With the recent developments of the JP6 tablets, the phone app, TVs in the dayrooms, and the 106.5 “The Tank” radio station here on Polunsky, there is a new sense of connectivity. For decades guys on the row were limited to one five-minute call once every few months. So for someone with family that lives out of state, those calls represented the only chance to hear a loved one’s voice. Now, guys can call seven days a week between 2pm and 8pm as long as we aren’t on lockdown. As such, there is overwhelming relief and jubilation over these recent developments—since everyday life now incorporates a combination of them for most people. 
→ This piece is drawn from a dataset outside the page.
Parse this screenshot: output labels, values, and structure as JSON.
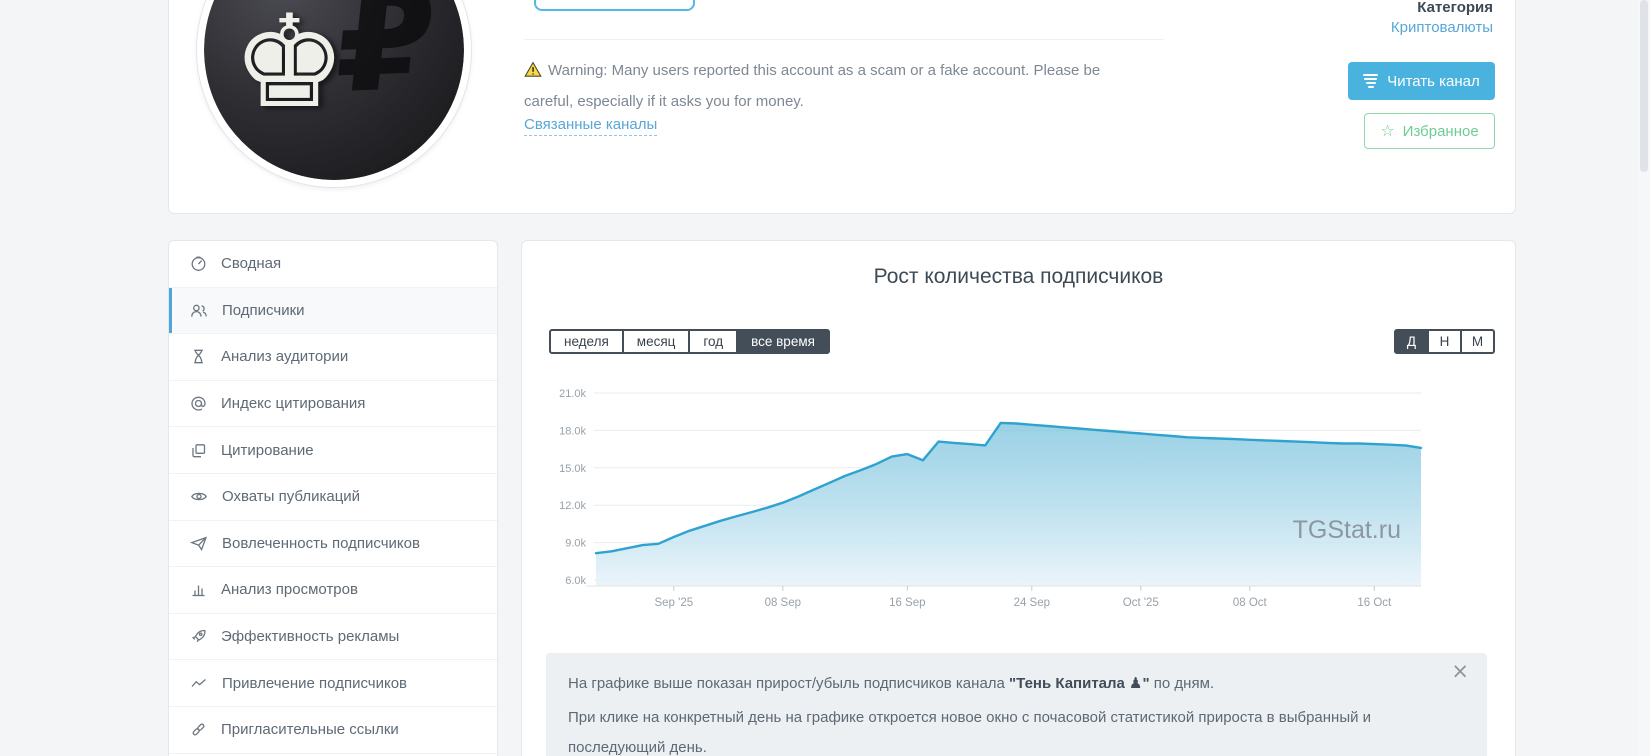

At times it feels like our oppression is compounded by lawmakers who push through laws that are criminally regressive. Every two years when the Texas legislature convenes, I watch as more laws increase criminal punishments while scapegoating officials’ misconduct and criminal behavior. Why is it that so many Republicans are always looking to take something away or punish more people in harsher ways? And no matter what they pass, the crime rate doesn’t change! Murders in Houston stay steady, drug crimes increase then decrease routinely, and frankly society is still ignorant-at-large about laws anyway until they get into trouble. In my prison experience I have met three or four guys who knew the criminal justice process before they got into trouble; that’s out of about 4,000 people I’ve met. 

Therefore, oppression compounds when every two years a new law that aims to take something away from Death Row or Ad-Seg goes into effect. I live here daily just trying to do meaningful work and be progressive, and not even that disposition tempers the regression Texas law-makers are instituting right now. 

Another pattern I notice among TDCJ officials in charge of oversight of Death Row is cognitive dissonance. Most guys in white are familiar with how TDCJ says one thing and does another on a myriad of issues, particularly on the individual C.O. level. But a pattern has emerged where officials think the harshness of solitary has been mitigated by the aforementioned recent developments. They aren’t seeing the guy whose skin still jumps when being escorted because he isn’t used to another human touch. They overlook the guy who hasn’t showered in two months, who is stuck and dysfunctional from taking too many pills/medications. See, our physiology is being harmed because of solitary, and cognitive dissonance is contributing to a disinformed perspective of that harm. I mean, it is an unlimited fallacy to tell a person in pain, “You’re not really hurting, it’s just in your mind.” How long will officials shift explanations of the clear mental decline of people caused by solitary confinement? (Then again, how long have they been doing it?)

I think that Texas as a government has accepted that prisons are a permanent part of society. Prisons brought jobs to rural Texans, and brought investment from big-time capitalists. Some groups report that 95 percent of incarcerated people get out of prison at some point and rejoin society. But for those of us stuck in prison for a lifetime or until we die (the five percent), solitary confinement is the worst place to be housed. For a lifer stuck in Ad-seg or a man on Death Row, it can feel like nothing will ever change or that life isn’t worth living anymore. Solitary confinement isn’t like a storage building for furniture, it really is torture. Far too many Texans have accepted a permanent form of torture that people make money off of. 

When my friend Arthur Brown Jr. (AJ) was executed after being on Death Row for 30 years, I reflected on some of the ways he found meaning in life. One time he told me, “Little brother, one day we gonna leave this motherfucker behind—one way or another. The key is to survive anyway you can that’s positive.” So to my brothers in the struggle, I’ll leave you with AJ’s words; and to other readers, remember that it takes an institution to defeat an institution.